Building Trust during the Sales Process
In my work with clients at RAIN Group, I often assist in their sales conversations with their prospects. Not too long ago, I participated in a sales meeting for a technology product provider (our client) with the management team of a buttoned-down investment banking firm (their prospect). We were the third of three companies presenting that day (always good to be last) and had arrived a little early for our meeting. Through the glass window into the conference room, we could see one of competitors walking through their dog and pony show scheduled to end at noon. Noon came and went, then 12:15…12:20…12:27…until finally they walked out.
After a five minute break we were ushered in. Following normal introductions, our client asked the managing partner, who was looking a little tired and frustrated, “I know we have an hour, but if we can get through our presentation by 1:05 so you can get back on schedule would that help?” The managing partner replied, “If you can get done in 30 minutes, I will buy you all lunch!”
After 25 minutes, our client noted that he was five minutes from the end of the 30-minute time frame, and asked if his prospect had anything they needed to hear that we hadn’t covered. The response: “Thank you for your sensitivity to our time. This is good stuff, let’s keep going.”
We ended up going through lunch. The meeting ended. We left.
Our client had established both rapport and trust by simply promising and delivering on a timely presentation, and showing concern for the client. Ultimately, the prospect agreed to buy their products.
If I asked most sales people to estimate how long it takes to build trust, I might hear. “Longer than I have.” But true sales professionals realize that without trust, they will sell very little. With trust, their ability to influence and sell is greatly enhanced. These people approach selling with the patience necessary to build trust. However, you can start to build trust in each sales conversation by attending to a few basics.
- Tell the truth, the whole truth, and nothing but the truth. Few plan on lying intentionally, but do you ever leave out crucial facts? Do you hedge your answers when it comes to those tough questions? Do you embellish a little too much? If you don’t start with complete honesty in mind, and complete honesty in communication, the prospect will sense it, and if you do win the deal, you might find yourself getting ‘found out’ later.

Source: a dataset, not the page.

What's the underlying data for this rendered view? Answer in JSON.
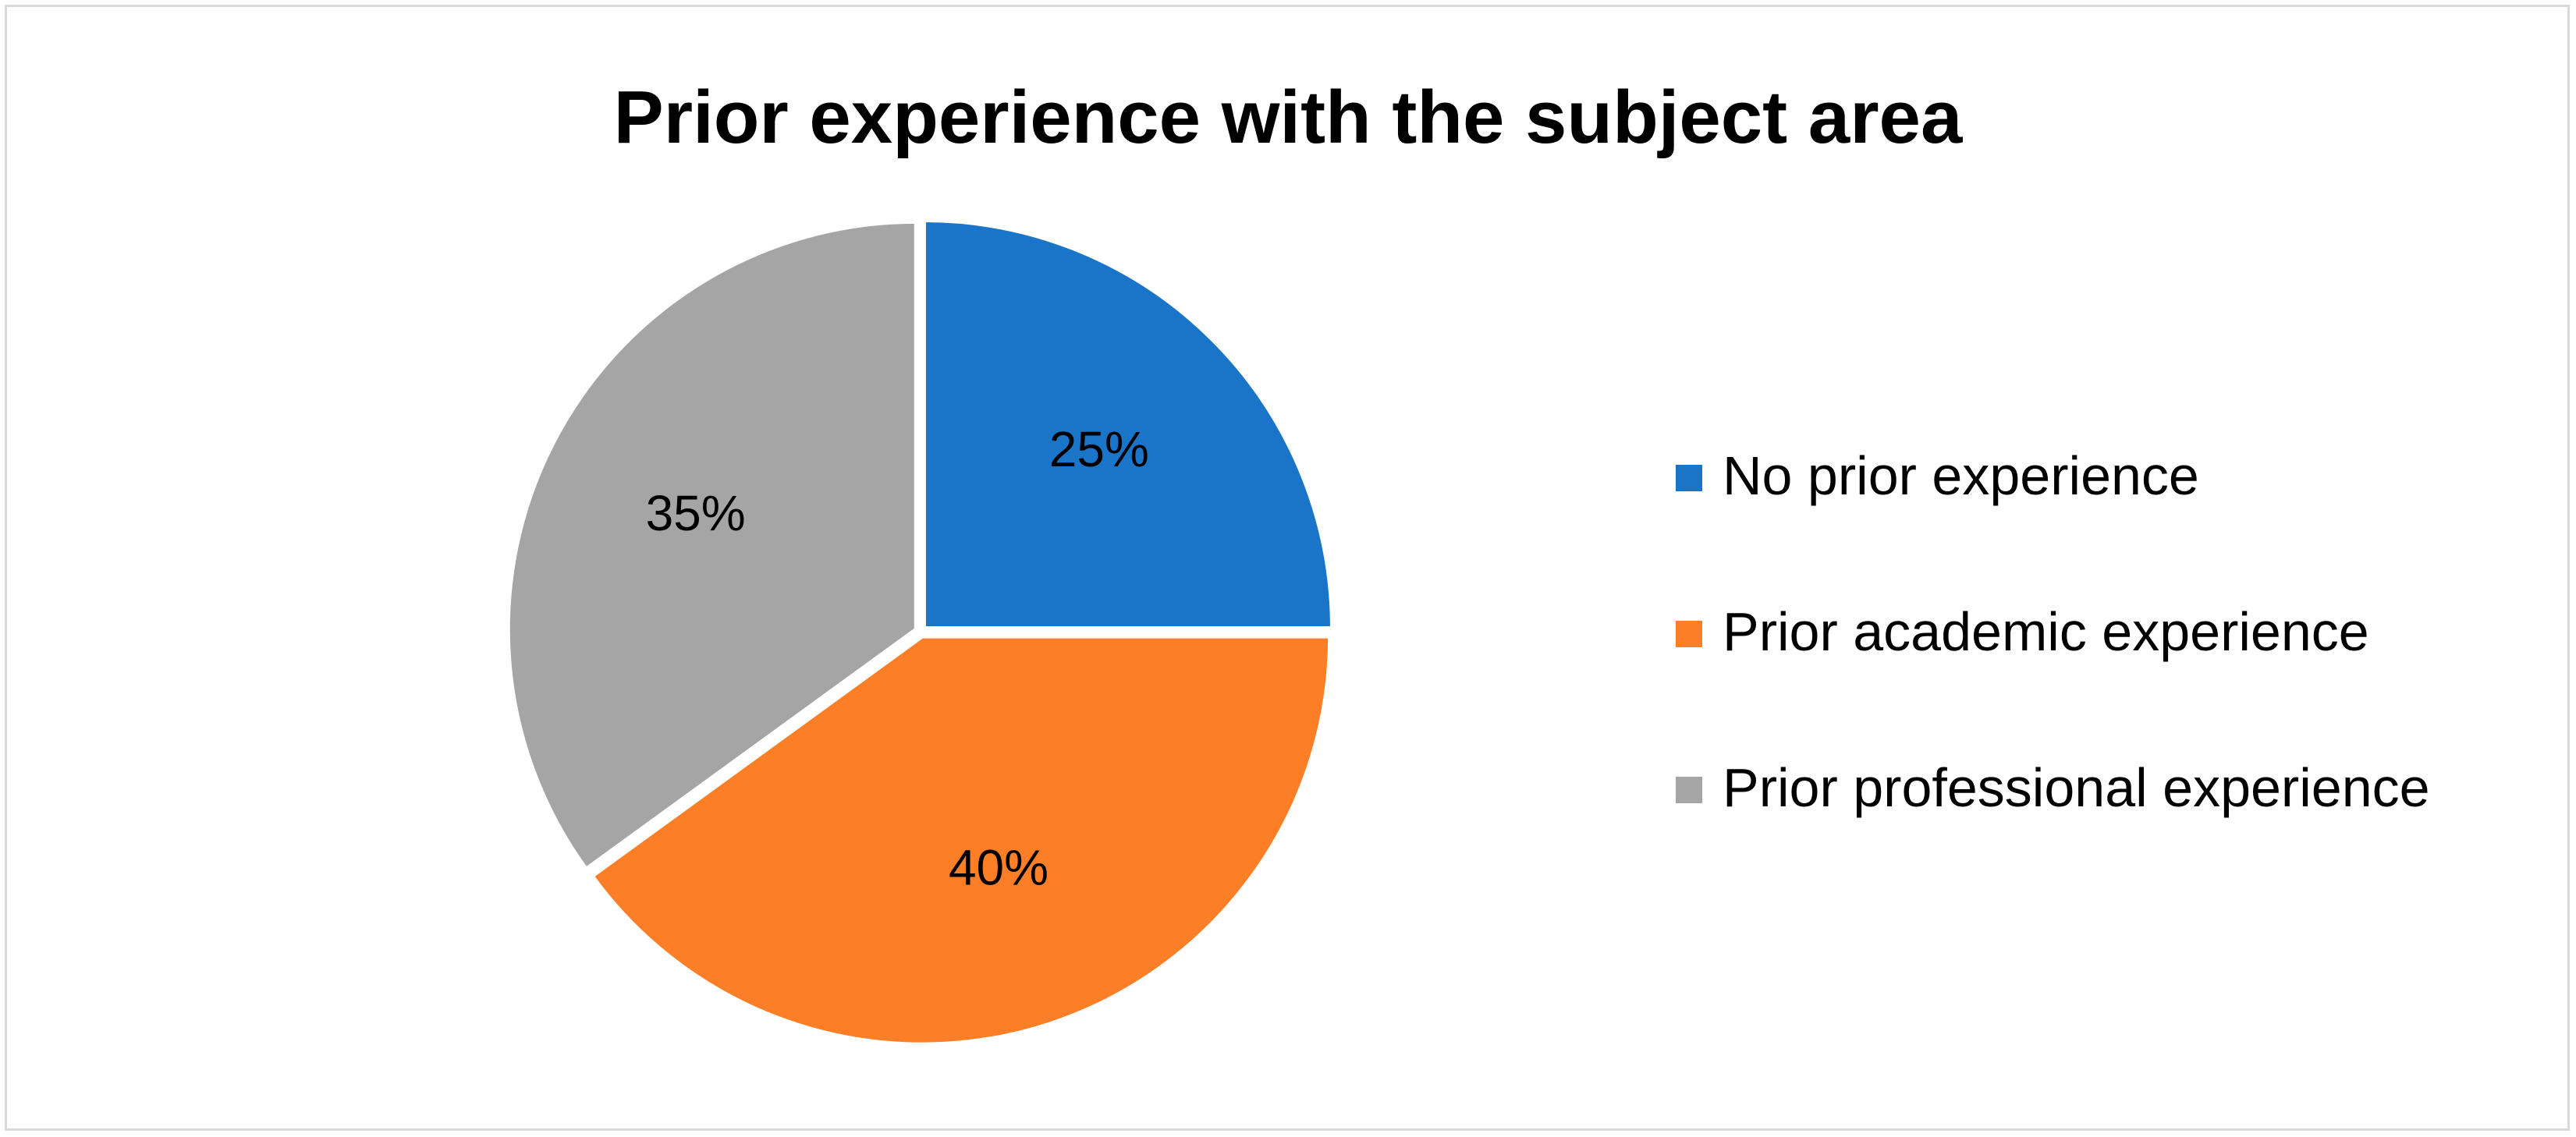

- Don’t be afraid to say “I don’t know.” Sometimes you might not know the answer to a question, the right path to take, or how something might work. By admitting you do not know, but communicating your willingness to get the answer, you establish credibility and honesty.
- Deliver on your promises. How many times do you hear “Underpromise, and overdeliver?” Great advice, but not just for the delivery of your product and services. Keep your promises, starting with showing up on time and prepared for the first meeting. After meeting, follow up as promised. Send the proposal on time. All these actions during the sales process help the buyer to see that you are someone on whom they can rely.
- Demonstrate (don’t just talk about) your expertise. Actions speak louder than words. When prospects experience what you have to offer, it speaks volumes. Whatever you sell, the buyer has to build trust in you and it. White papers, demonstrations, case studies, testimonials, examples…all help the buyer to trust in the outcome of what you have promised.
- Leave self-interest at the door. The more a buyer perceives you to be self-interested, the less inclined they are to trust you. There is nothing wrong with sales person self-interest. People may find their sales careers fulfilling, but they don’t come to work for charity. They come to make money and have success. It’s OK for you to win, but it’s not OK for you to put your win ahead of the customer’s interest. Play to win, but do so in the context of a client win.
It’s no fun having a deal collapse because everything was great except the level of trust. As you work through your sales conversations, you’ll uncover need, craft solutions, and communicate value. Never forget that these must sit on a foundation of trust if the prospect is going to buy anything, ever from you.